Татьяна немного покопалась и вынула из стопки копию радиограммы. Именно из них брались данные для нанесения на карту. Егор впился глазами в короткий текст. «Так, – бормотал он, как ему казалось, мысленно, но при этом смешно шевелил губами, веселя сотрудниц. – Координаты. Все точно. Дальше. Вылов 140 тонн мойвы за одни сутки. Повезло. Неплохой косяк. Небось, три раза тралили, и все три раза – полный трал. Но почему здесь? Кругом – однородная вода. Что‑то не то. Он еще раз всмотрелся в радиограмму. Дата. 30.04.1980. Последний день апреля. Ну и что? Стоп! Вот оно! Это предпраздничный день! Канун Первого Мая – Дня Международной солидарности трудящихся! Совпадение? В море работают и в праздники. Это ни о чем не говорит. И все‑таки…»

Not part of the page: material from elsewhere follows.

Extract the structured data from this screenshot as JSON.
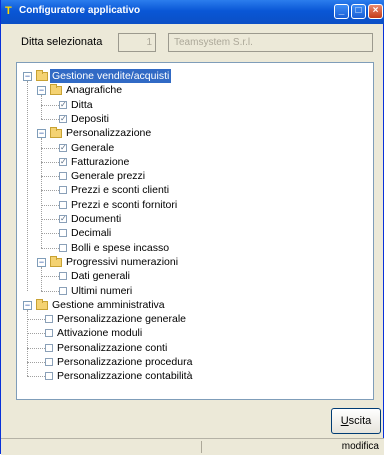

– Девочки, пожалуйста, отберите радиограммы тех уловов, которые не попадают на фронты, и выпишите их даты, хорошо? Сколько успеете – я зайду через час.
Когда Егор вернулся к дамам через час и просмотрел подготовленный список, он не мог сдержать улыбки и вздоха облегчения. Все разъяснилось.
За редким исключением, аномальные уловы были приурочены к двум числам – первому мая и седьмому ноября. Стремясь отрапортовать о выполнении обязательств, взятых к праздничной дате, капитаны докладывали о липовых уловах, надеясь потом потихоньку перекрыть эту выдумку реальным выловом. Риск, конечно. Зато – премия, почет, фанфары. Некоторые особо рьяные – это потом удалось установить, собрав несколько их радиограмм подряд – отчитывались об уловах даже на переходе между двумя промысловыми районами, когда судно идет на всех парах с убранными орудиями лова и рыбачить не может в принципе!